Occurring halfway between the end of the Civil War in 1865 and the formal beginning of the Civil Rights Movement in 1954, the Tom Williams case became only the third legal case ever handled by a new civil rights organization christened just one year earlier—the National Association for the Advancement of Colored People, or the NAACP. The Marie Smith murder sits at the historic intersection of sweeping national forces—religious extremism, class struggle, the infancy of criminal forensics, and America’s Jim Crow racial violence.
The Rope also tells the story of Ida.
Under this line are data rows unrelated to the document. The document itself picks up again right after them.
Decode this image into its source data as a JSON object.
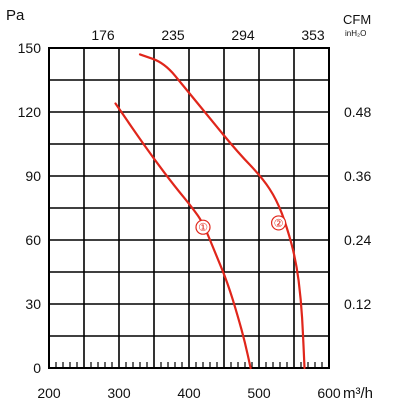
{
  "chart_data": {
    "type": "line",
    "title": "",
    "xlabel": "m³/h",
    "ylabel": "Pa",
    "xlim": [
      200,
      600
    ],
    "ylim": [
      0,
      150
    ],
    "x_ticks": [
      200,
      300,
      400,
      500,
      600
    ],
    "y_ticks": [
      0,
      30,
      60,
      90,
      120,
      150
    ],
    "secondary_x": {
      "label": "CFM",
      "tick_positions_m3h": [
        300,
        400,
        500,
        600
      ],
      "tick_labels": [
        "176",
        "235",
        "294",
        "353"
      ]
    },
    "secondary_y": {
      "label": "inH₂O",
      "tick_positions_pa": [
        30,
        60,
        90,
        120
      ],
      "tick_labels": [
        "0.12",
        "0.24",
        "0.36",
        "0.48"
      ]
    },
    "grid": true,
    "series": [
      {
        "name": "①",
        "color": "#e0261b",
        "points": [
          [
            295,
            124
          ],
          [
            320,
            112
          ],
          [
            350,
            98
          ],
          [
            380,
            85
          ],
          [
            405,
            75
          ],
          [
            420,
            68
          ],
          [
            440,
            52
          ],
          [
            455,
            40
          ],
          [
            470,
            24
          ],
          [
            480,
            12
          ],
          [
            488,
            0
          ]
        ]
      },
      {
        "name": "②",
        "color": "#e0261b",
        "points": [
          [
            330,
            147
          ],
          [
            365,
            143
          ],
          [
            395,
            131
          ],
          [
            430,
            117
          ],
          [
            470,
            101
          ],
          [
            505,
            89
          ],
          [
            525,
            79
          ],
          [
            540,
            66
          ],
          [
            553,
            50
          ],
          [
            560,
            32
          ],
          [
            563,
            15
          ],
          [
            565,
            0
          ]
        ]
      }
    ],
    "series_markers": [
      {
        "label": "①",
        "x": 420,
        "y": 66
      },
      {
        "label": "②",
        "x": 528,
        "y": 68
      }
    ]
  }
}
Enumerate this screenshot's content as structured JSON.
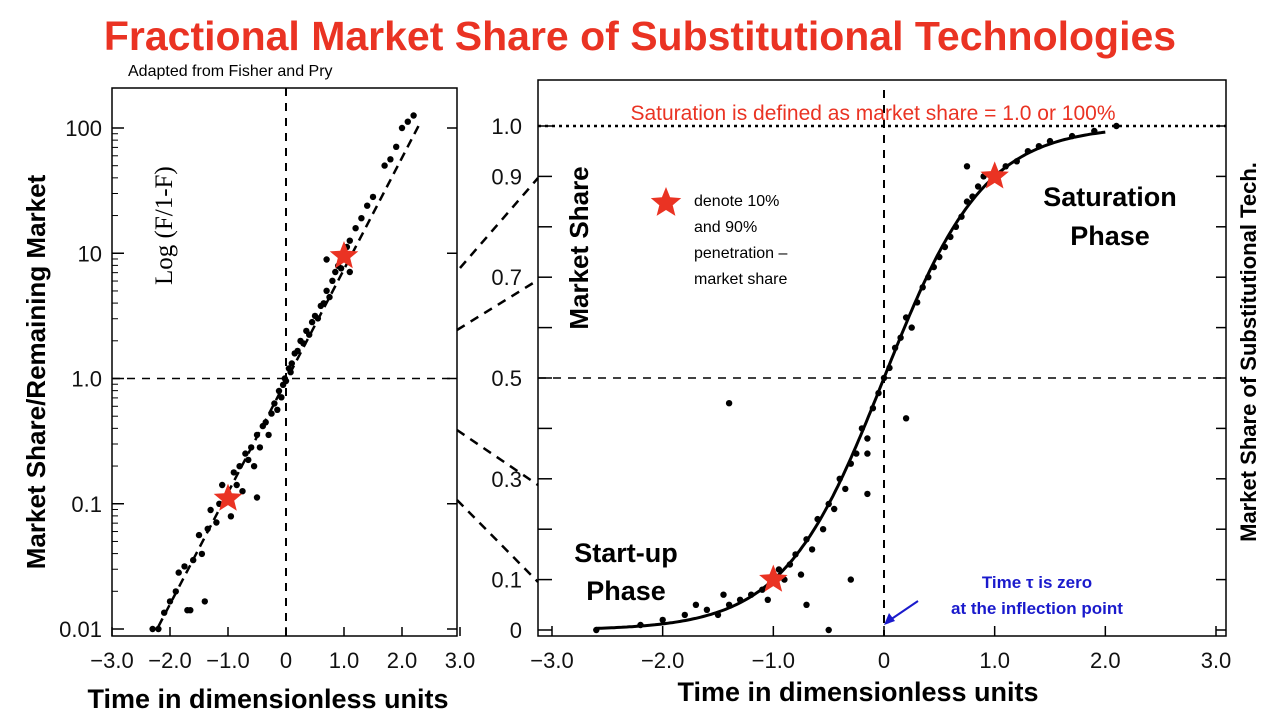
{
  "title": "Fractional Market Share of Substitutional Technologies",
  "subtitle": "Adapted from Fisher and Pry",
  "colors": {
    "title": "#ea3323",
    "star": "#ea3323",
    "note_blue": "#1a1acc",
    "ink": "#000000"
  },
  "chart_data": [
    {
      "type": "scatter",
      "name": "log-plot",
      "ylabel": "Market Share/Remaining Market",
      "yscale": "log",
      "ylim": [
        0.01,
        150
      ],
      "xlim": [
        -3.0,
        3.0
      ],
      "xlabel": "Time in dimensionless units",
      "formula": "Log (F/1-F)",
      "x_ticks": [
        "−3.0",
        "−2.0",
        "−1.0",
        "0",
        "1.0",
        "2.0",
        "3.0"
      ],
      "x_tick_values": [
        -3,
        -2,
        -1,
        0,
        1,
        2,
        3
      ],
      "y_ticks": [
        "0.01",
        "0.1",
        "1.0",
        "10",
        "100"
      ],
      "y_tick_values": [
        0.01,
        0.1,
        1,
        10,
        100
      ],
      "fit_line": {
        "x": [
          -2.2,
          2.3
        ],
        "log10_y": [
          -1.98,
          2.03
        ]
      },
      "stars": [
        {
          "x": -1.0,
          "y": 0.11
        },
        {
          "x": 1.0,
          "y": 9.5
        }
      ],
      "points": [
        [
          -2.2,
          -2.0
        ],
        [
          -2.1,
          -1.87
        ],
        [
          -2.0,
          -1.78
        ],
        [
          -1.9,
          -1.7
        ],
        [
          -1.85,
          -1.55
        ],
        [
          -1.75,
          -1.5
        ],
        [
          -1.7,
          -1.85
        ],
        [
          -1.6,
          -1.45
        ],
        [
          -1.5,
          -1.25
        ],
        [
          -1.45,
          -1.4
        ],
        [
          -1.35,
          -1.2
        ],
        [
          -1.3,
          -1.05
        ],
        [
          -1.2,
          -1.15
        ],
        [
          -1.15,
          -1.0
        ],
        [
          -1.1,
          -0.85
        ],
        [
          -1.0,
          -0.95
        ],
        [
          -0.95,
          -1.1
        ],
        [
          -0.9,
          -0.75
        ],
        [
          -0.85,
          -0.85
        ],
        [
          -0.8,
          -0.7
        ],
        [
          -0.75,
          -0.9
        ],
        [
          -0.7,
          -0.6
        ],
        [
          -0.65,
          -0.65
        ],
        [
          -0.6,
          -0.55
        ],
        [
          -0.55,
          -0.7
        ],
        [
          -0.5,
          -0.45
        ],
        [
          -0.45,
          -0.55
        ],
        [
          -0.4,
          -0.38
        ],
        [
          -0.35,
          -0.35
        ],
        [
          -0.3,
          -0.45
        ],
        [
          -0.25,
          -0.28
        ],
        [
          -0.2,
          -0.2
        ],
        [
          -0.15,
          -0.25
        ],
        [
          -0.12,
          -0.1
        ],
        [
          -0.08,
          -0.15
        ],
        [
          -0.05,
          -0.05
        ],
        [
          -0.02,
          0.0
        ],
        [
          0.0,
          -0.02
        ],
        [
          0.05,
          0.08
        ],
        [
          0.08,
          0.05
        ],
        [
          0.1,
          0.12
        ],
        [
          0.15,
          0.2
        ],
        [
          0.2,
          0.22
        ],
        [
          0.25,
          0.3
        ],
        [
          0.3,
          0.28
        ],
        [
          0.35,
          0.38
        ],
        [
          0.4,
          0.35
        ],
        [
          0.45,
          0.45
        ],
        [
          0.5,
          0.5
        ],
        [
          0.55,
          0.48
        ],
        [
          0.6,
          0.58
        ],
        [
          0.65,
          0.6
        ],
        [
          0.7,
          0.7
        ],
        [
          0.75,
          0.65
        ],
        [
          0.8,
          0.78
        ],
        [
          0.85,
          0.85
        ],
        [
          0.9,
          0.9
        ],
        [
          0.95,
          0.88
        ],
        [
          1.05,
          1.05
        ],
        [
          1.1,
          1.1
        ],
        [
          1.2,
          1.2
        ],
        [
          1.3,
          1.28
        ],
        [
          1.4,
          1.38
        ],
        [
          1.5,
          1.45
        ],
        [
          1.7,
          1.7
        ],
        [
          1.8,
          1.75
        ],
        [
          1.9,
          1.85
        ],
        [
          2.0,
          2.0
        ],
        [
          2.1,
          2.05
        ],
        [
          2.2,
          2.1
        ],
        [
          -1.4,
          -1.78
        ],
        [
          -1.65,
          -1.85
        ],
        [
          -0.5,
          -0.95
        ],
        [
          0.7,
          0.95
        ],
        [
          1.1,
          0.85
        ],
        [
          -2.3,
          -2.0
        ]
      ]
    },
    {
      "type": "line",
      "name": "s-curve",
      "ylabel": "Market Share",
      "ylabel_right": "Market Share of Substitutional Tech.",
      "ylim": [
        0,
        1.05
      ],
      "xlim": [
        -3.0,
        3.0
      ],
      "xlabel": "Time in dimensionless units",
      "x_ticks": [
        "−3.0",
        "−2.0",
        "−1.0",
        "0",
        "1.0",
        "2.0",
        "3.0"
      ],
      "x_tick_values": [
        -3,
        -2,
        -1,
        0,
        1,
        2,
        3
      ],
      "y_ticks": [
        "0",
        "0.1",
        "0.3",
        "0.5",
        "0.7",
        "0.9",
        "1.0"
      ],
      "y_tick_values": [
        0,
        0.1,
        0.3,
        0.5,
        0.7,
        0.9,
        1.0
      ],
      "curve": "F = 1 / (1 + exp(-2.2 t))",
      "curve_k": 2.2,
      "saturation": 1.0,
      "stars": [
        {
          "x": -1.0,
          "y": 0.1
        },
        {
          "x": 1.0,
          "y": 0.9
        }
      ],
      "points": [
        [
          -2.6,
          0.0
        ],
        [
          -2.2,
          0.01
        ],
        [
          -2.0,
          0.02
        ],
        [
          -1.8,
          0.03
        ],
        [
          -1.6,
          0.04
        ],
        [
          -1.5,
          0.03
        ],
        [
          -1.4,
          0.05
        ],
        [
          -1.3,
          0.06
        ],
        [
          -1.2,
          0.07
        ],
        [
          -1.1,
          0.08
        ],
        [
          -1.05,
          0.06
        ],
        [
          -0.95,
          0.12
        ],
        [
          -0.9,
          0.1
        ],
        [
          -0.85,
          0.13
        ],
        [
          -0.8,
          0.15
        ],
        [
          -0.75,
          0.11
        ],
        [
          -0.7,
          0.18
        ],
        [
          -0.65,
          0.16
        ],
        [
          -0.6,
          0.22
        ],
        [
          -0.55,
          0.2
        ],
        [
          -0.5,
          0.25
        ],
        [
          -0.45,
          0.24
        ],
        [
          -0.4,
          0.3
        ],
        [
          -0.35,
          0.28
        ],
        [
          -0.3,
          0.33
        ],
        [
          -0.25,
          0.35
        ],
        [
          -0.2,
          0.4
        ],
        [
          -0.15,
          0.38
        ],
        [
          -0.1,
          0.44
        ],
        [
          -0.05,
          0.47
        ],
        [
          0.0,
          0.5
        ],
        [
          0.05,
          0.52
        ],
        [
          0.1,
          0.56
        ],
        [
          0.15,
          0.58
        ],
        [
          0.2,
          0.62
        ],
        [
          0.25,
          0.6
        ],
        [
          0.3,
          0.65
        ],
        [
          0.35,
          0.68
        ],
        [
          0.4,
          0.7
        ],
        [
          0.45,
          0.72
        ],
        [
          0.5,
          0.74
        ],
        [
          0.55,
          0.76
        ],
        [
          0.6,
          0.78
        ],
        [
          0.65,
          0.8
        ],
        [
          0.7,
          0.82
        ],
        [
          0.75,
          0.85
        ],
        [
          0.8,
          0.86
        ],
        [
          0.85,
          0.88
        ],
        [
          0.9,
          0.9
        ],
        [
          1.1,
          0.92
        ],
        [
          1.2,
          0.93
        ],
        [
          1.3,
          0.95
        ],
        [
          1.4,
          0.96
        ],
        [
          1.5,
          0.97
        ],
        [
          1.7,
          0.98
        ],
        [
          1.9,
          0.99
        ],
        [
          2.1,
          1.0
        ],
        [
          -0.7,
          0.05
        ],
        [
          -0.5,
          0.0
        ],
        [
          -0.15,
          0.27
        ],
        [
          -1.7,
          0.05
        ],
        [
          -0.3,
          0.1
        ],
        [
          0.75,
          0.92
        ],
        [
          -1.45,
          0.07
        ]
      ],
      "outliers": [
        [
          -1.4,
          0.45
        ],
        [
          -0.15,
          0.35
        ],
        [
          0.2,
          0.42
        ]
      ]
    }
  ],
  "saturation_note": "Saturation is defined as market share  = 1.0  or 100%",
  "star_legend": [
    "denote 10%",
    "and 90%",
    "penetration –",
    "market share"
  ],
  "phases": {
    "startup": [
      "Start-up",
      "Phase"
    ],
    "saturation": [
      "Saturation",
      "Phase"
    ]
  },
  "inflection_note": [
    "Time τ is zero",
    "at the inflection point"
  ]
}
B. Wells, the pioneering journalist, political activist and public speaker whose bravery and persistence led directly to the creation of the NAACP. The book traces of Wells' investigation of one lynching—and dramatic, last-second prevention of another—stirred the forces that ultimately produced the most powerful civil rights organization in the world.
History and true crime collide in a murder mystery that features characters as complex and colorful as those found in the best psychological thrillers—the unconventional truth-seeking detective Ray Schindler; the sinister pedophile Frank Heidemann; the ambitious Asbury Park Sheriff Clarence Hetrick; the mysterious “sting artist,” Carl Neumeister; and the victim, Marie Smith, who represented all the innocent, vulnerable children living in turn-of-the-century America.
Gripping and powerful, The Rope is an important piece of history that gives a voice to the voiceless and resurrects a long-forgotten true crime story that speaks to the very divisions tearing at the nation’s fabric today
Alex Tresniowski was a writer for both Time and People magazines, handling mostly human-interest stories. He is the author or coauthor of more than twenty books, including the 2005 true-crime thriller The Vendetta, which was used as a basis for the 2009 Johnny Depp movie Public Enemies.